Worsley and Walkden local history

Barge at Worsley

Although the most important events in Worsley's story took place with the building of the Bridgewater Canal in the 18th century, the place has a much older history dating from the times when it was a small township within the large parish of Eccles.

The first reference to it by name came in 1195 when records tell us that Hugh Poutrell gave the Manors of Worsley and Hulton to 'Richard, son of Elias de Workesley, for his homage and service'. Some 30 different methods of spelling the place-name were recorded during the 12th to 14th centuries, but by 1450 the present version was in permanent use.

A Roman road passed through Worsley en route from Manchester to Wigan and another, of lesser importance, crossed the north of the area roughly on the line of the present main road through Walkden and Little Hulton. Parts of the first of these roads were discovered in 1957 whilst ten years previously a hoard of 540 Roman coins had been unearthed in a stone quarry at nearby Boothstown. After the Norman period, the whole Worsley area came within the manor of Barton, a member of the Barton family having acquired the Worsley lands and taken on the name 'de Worsley' to proclaim his ownership.

The Worsley lands had, in fact, also included large parts of Swinton, Pendlebury, Kearsley and much of the extensive Chat Moss. The Worsleys continued to hold the manor until the 14th century but with the failure of the male line in 1385, the lands passed into other hands - first to the Masseys of Tatton and then to the Breretons of Malpas, both famous Cheshire families. A descendant of Richard Brereton married into the Egerton family, also from Cheshire. Thus began the long association between Worsley, the Egertons, the Dukes of Bridgewater and the Ellesmeres. Worsley Old Hall was the home of the Dukes of Bridgewater, who had vast coal mining interests in the area.

The Industrial Revolution brought ever-increasing demands for coal and improved transport. Francis, 3rd Duke of Bridgewater, employed the engineer Brindley to construct the Bridgewater Canal and you can read more about this feat in our special feature 'Revolution in Salford!'.

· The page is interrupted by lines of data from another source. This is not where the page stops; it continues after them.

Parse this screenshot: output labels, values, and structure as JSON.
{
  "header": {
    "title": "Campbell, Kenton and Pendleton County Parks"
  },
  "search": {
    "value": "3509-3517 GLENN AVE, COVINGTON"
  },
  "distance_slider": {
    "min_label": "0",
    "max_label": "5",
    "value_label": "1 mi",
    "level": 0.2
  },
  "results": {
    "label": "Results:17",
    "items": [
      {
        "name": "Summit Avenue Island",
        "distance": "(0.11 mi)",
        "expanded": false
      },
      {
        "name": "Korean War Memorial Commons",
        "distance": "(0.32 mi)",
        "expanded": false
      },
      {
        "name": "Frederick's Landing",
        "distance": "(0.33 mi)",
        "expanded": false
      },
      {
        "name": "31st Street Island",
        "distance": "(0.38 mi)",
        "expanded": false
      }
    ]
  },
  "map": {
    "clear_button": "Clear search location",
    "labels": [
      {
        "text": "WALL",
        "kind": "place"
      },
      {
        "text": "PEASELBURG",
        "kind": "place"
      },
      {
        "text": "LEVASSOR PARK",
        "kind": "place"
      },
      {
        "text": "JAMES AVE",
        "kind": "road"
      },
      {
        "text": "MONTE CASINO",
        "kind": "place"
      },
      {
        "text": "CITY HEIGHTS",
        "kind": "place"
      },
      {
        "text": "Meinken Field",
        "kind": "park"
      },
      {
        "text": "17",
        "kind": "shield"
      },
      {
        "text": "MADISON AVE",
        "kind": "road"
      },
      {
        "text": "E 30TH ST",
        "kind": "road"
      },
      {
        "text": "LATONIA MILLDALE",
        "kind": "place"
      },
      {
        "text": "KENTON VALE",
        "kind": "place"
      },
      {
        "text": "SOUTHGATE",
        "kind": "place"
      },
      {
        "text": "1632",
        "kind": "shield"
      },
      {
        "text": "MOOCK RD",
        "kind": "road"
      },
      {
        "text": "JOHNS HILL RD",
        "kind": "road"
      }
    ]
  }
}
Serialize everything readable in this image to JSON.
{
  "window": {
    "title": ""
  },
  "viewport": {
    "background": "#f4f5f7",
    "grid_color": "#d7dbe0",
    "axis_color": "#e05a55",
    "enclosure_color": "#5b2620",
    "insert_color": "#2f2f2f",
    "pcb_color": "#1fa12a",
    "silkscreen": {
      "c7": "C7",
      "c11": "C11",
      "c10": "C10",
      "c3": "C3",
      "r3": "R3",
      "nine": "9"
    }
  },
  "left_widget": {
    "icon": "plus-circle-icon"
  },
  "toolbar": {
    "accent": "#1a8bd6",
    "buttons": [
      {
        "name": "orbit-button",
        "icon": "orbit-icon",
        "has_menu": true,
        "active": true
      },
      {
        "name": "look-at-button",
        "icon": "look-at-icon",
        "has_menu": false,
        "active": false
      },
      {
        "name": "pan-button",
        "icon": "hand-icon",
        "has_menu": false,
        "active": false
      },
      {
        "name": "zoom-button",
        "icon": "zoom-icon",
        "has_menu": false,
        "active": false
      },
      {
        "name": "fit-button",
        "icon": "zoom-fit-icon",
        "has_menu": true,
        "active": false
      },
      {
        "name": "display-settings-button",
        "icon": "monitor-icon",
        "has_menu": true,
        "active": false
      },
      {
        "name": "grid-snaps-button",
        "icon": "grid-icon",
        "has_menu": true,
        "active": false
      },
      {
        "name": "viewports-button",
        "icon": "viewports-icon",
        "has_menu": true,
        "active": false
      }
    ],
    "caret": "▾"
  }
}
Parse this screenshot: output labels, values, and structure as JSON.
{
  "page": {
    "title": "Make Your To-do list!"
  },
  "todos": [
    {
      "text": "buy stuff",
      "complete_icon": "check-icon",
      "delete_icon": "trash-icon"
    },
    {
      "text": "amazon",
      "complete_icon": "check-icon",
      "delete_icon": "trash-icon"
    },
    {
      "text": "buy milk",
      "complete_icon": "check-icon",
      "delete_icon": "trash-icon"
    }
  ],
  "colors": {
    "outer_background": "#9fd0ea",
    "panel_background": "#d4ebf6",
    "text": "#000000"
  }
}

When the unmarried 3rd Duke died, the manor of Worsley was administered by trustees on behalf of his nephew and great-nephew. The latter became Earl of Ellesmere in 1846 and in this succession the family continued until 1923, when the 4th Earl sold the Worsley lands to the Bridgewater Estates Ltd, and the coal interests to Bridgewater Collieries Ltd, and thus ultimately to the National Coal Board (NCB). Much later, the Bridgewater Canal came under the British Waterways banner.

The development of the railways west of Manchester, through the Worsley and Walkden areas, led not only to an increase in industry (new deep collieries had by now replaced the original shallow pits) but also saw the growth, at the end of the Victorian period of these towns as residential areas for those who worked in Manchester itself.

In 1894, the Worsley Urban District Council was formed. In 1933, Little Hulton Urban District was merged with Worsley and alterations made to the boundary with Eccles Municipal Borough. This remained the unit of local government until the reorganisation of April 1974 which saw Worsley become a part of the 'new' city of Salford.